In his analysis, Hampton had a diverse sample of more than 2,500 American participants complete a delay discounting task online and collected a variety of other demographic information about them, including income. Running his analysis on the data to determine the best predictor of income, he found that delay discounting beat out age, ethnicity, and height as the best predictor. The top predictors, however, were education and occupational choice.

One of the major reasons for the discrepancy between Hampton’s findings and those of the original experiment is that the original had a major design flaw. In the original marshmallow test, all 50 participants were born to families capable of sending their children to a Stanford-sponsored daycare.
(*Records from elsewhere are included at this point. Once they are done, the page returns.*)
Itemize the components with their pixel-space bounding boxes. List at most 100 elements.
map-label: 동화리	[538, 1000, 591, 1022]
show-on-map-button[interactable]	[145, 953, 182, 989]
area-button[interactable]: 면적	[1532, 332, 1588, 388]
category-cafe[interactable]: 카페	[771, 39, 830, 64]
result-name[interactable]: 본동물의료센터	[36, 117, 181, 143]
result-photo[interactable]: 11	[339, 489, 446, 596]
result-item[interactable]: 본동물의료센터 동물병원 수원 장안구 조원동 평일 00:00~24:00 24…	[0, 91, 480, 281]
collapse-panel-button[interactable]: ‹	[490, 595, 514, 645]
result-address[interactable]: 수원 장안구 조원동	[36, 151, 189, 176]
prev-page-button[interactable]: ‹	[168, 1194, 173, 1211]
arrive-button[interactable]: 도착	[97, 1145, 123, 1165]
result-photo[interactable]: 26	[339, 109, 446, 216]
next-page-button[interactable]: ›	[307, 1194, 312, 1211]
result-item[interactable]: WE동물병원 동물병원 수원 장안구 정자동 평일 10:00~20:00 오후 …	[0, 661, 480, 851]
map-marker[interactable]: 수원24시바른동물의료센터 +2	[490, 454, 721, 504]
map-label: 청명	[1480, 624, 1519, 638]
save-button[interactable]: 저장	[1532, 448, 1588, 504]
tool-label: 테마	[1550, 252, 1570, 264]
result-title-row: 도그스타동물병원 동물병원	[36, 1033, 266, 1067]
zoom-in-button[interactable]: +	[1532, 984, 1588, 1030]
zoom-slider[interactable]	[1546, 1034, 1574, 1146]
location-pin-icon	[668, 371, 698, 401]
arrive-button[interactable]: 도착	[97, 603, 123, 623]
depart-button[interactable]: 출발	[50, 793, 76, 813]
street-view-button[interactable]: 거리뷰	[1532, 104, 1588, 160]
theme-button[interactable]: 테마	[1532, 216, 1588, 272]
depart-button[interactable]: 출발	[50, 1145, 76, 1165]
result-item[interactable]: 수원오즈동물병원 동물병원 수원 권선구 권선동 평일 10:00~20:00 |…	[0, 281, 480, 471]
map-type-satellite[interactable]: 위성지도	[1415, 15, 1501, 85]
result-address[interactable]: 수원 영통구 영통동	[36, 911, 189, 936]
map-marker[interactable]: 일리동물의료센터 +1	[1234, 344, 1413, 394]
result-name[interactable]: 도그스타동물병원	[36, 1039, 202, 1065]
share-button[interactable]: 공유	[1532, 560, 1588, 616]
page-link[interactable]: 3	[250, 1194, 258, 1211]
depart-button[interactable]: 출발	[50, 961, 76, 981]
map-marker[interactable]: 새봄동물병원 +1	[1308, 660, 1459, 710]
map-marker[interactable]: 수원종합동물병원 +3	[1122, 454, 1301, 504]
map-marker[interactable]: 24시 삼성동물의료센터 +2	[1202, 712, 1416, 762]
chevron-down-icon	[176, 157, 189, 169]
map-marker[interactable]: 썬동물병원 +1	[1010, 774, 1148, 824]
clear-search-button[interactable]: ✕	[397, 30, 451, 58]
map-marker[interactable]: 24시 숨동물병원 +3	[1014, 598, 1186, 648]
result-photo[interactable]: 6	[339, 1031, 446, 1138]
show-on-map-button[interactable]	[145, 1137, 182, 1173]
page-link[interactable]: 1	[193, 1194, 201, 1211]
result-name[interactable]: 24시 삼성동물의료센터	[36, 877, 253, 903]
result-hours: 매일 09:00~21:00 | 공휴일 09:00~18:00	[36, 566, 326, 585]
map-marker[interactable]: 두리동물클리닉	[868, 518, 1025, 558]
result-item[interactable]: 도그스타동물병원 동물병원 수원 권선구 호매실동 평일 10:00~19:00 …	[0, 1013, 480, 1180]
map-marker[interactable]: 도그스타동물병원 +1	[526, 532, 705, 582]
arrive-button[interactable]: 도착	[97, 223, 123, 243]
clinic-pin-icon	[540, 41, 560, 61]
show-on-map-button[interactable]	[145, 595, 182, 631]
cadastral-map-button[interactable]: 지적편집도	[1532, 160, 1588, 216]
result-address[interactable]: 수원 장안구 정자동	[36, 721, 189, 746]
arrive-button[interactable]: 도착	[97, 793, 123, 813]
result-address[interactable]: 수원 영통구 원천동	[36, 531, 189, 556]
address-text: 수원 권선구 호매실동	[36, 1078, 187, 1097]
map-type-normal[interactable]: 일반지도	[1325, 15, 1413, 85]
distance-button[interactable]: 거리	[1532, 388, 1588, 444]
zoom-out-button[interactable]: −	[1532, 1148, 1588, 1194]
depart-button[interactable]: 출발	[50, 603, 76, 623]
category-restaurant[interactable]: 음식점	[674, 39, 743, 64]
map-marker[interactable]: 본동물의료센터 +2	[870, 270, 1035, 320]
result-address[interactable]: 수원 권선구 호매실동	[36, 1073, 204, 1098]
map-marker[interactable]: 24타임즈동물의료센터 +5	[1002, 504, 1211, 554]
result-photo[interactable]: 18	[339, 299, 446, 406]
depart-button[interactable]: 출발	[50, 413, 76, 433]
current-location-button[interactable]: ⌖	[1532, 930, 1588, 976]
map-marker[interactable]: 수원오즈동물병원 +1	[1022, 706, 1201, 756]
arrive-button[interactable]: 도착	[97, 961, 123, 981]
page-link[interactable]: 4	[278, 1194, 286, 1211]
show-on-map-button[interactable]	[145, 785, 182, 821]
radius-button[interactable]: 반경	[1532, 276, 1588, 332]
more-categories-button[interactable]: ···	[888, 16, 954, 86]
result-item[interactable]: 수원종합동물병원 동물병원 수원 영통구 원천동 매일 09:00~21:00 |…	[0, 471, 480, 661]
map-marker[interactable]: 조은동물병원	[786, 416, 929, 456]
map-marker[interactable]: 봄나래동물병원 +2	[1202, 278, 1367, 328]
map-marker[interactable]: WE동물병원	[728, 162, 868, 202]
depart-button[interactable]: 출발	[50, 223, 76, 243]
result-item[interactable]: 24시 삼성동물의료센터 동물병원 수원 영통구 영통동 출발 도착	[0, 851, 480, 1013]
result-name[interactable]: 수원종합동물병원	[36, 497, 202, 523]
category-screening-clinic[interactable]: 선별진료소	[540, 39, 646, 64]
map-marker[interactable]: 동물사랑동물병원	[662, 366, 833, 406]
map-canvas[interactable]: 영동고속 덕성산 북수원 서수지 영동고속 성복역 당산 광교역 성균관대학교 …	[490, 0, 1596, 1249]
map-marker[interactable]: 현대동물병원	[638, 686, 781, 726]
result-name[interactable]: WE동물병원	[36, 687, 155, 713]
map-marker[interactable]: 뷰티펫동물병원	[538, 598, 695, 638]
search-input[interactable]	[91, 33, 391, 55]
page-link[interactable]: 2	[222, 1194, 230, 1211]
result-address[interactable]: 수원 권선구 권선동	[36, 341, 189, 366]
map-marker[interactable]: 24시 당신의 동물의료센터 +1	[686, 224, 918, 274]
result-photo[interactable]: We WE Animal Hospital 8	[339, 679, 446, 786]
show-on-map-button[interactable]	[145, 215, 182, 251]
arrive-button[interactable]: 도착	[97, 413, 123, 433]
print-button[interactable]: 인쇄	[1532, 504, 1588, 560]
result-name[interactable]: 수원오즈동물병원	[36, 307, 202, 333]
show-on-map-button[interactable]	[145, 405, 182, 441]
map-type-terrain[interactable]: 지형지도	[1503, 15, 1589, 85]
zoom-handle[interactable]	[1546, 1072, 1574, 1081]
Follow-up work has since shown that the predictive power of delay discounting is blunted when you control for societal inequality. In other words, it’s easier to delay a meal when you know for sure when you’ll be getting another one.

A ranking of the traits that were most correlated with income in Hampton's analysis 

Frontiers in Psychology

Hampton’s work elegantly weighs the importance of the other variables that contribute to high income against one another. His findings show that delay discounting is important, but it’s not quite as important as previous experiments may lead us to believe.

How Do We Stack Up Now?

Today, Hampton’s algorithm echoes the Marshmallow Test’s findings on a much larger scale, underscoring the importance of delay discounting using machine learning. What’s less clear, however, is whether we’ve actually gotten any better at delayed discounting over the years. Among the many criticisms of millennials is that they’re spoiled by instant gratification, but Hampton thinks it’s too early to jump to conclusions about them or their future financial success.

In a study published this year in Developmental Psychology, a review of recreations of the Marshmallow Test from the 80s (on the edge of millennial birth years) and again in the aughts showed that kids who took the test in 1980 were able to resist the marshmallow for one minute longer, on average, than the original participants. Those who took the test in 2000 lasted an average of two minutes longer, suggesting younger millennials were getting better at delayed discounting.

Delay time has been increasing since the 1960s in subsequent recreations of the marshmallow test 

Developmental Psychology 

Hampton says that generational trends in delay discounting are outside of the scope of this particular study, but his best guess echoes the results of this new experiment: Don’t believe the gripes against millennials claiming they’re incapable of delayed gratification.

“Really your question is, ‘Are young people today higher discounters than the young people of the past?’” he muses. “I don’t think that’s been well established yet. That’s definitely something that you hear said a lot.”

This is an area of active research, he adds, so things may change as more studies emerge that correct, as his study did, the glaring design flaw of the original Marshmallow Test. Those studies will include a forthcoming paper of his own that investigates the effects of phone use on delay discounting in millennials.

For his part, Hampton would like to see his analysis used on data from a non-American sample to see whether his findings can be replicated cross-culturally. But the correlation, for now, is clear: good things come to those who wait.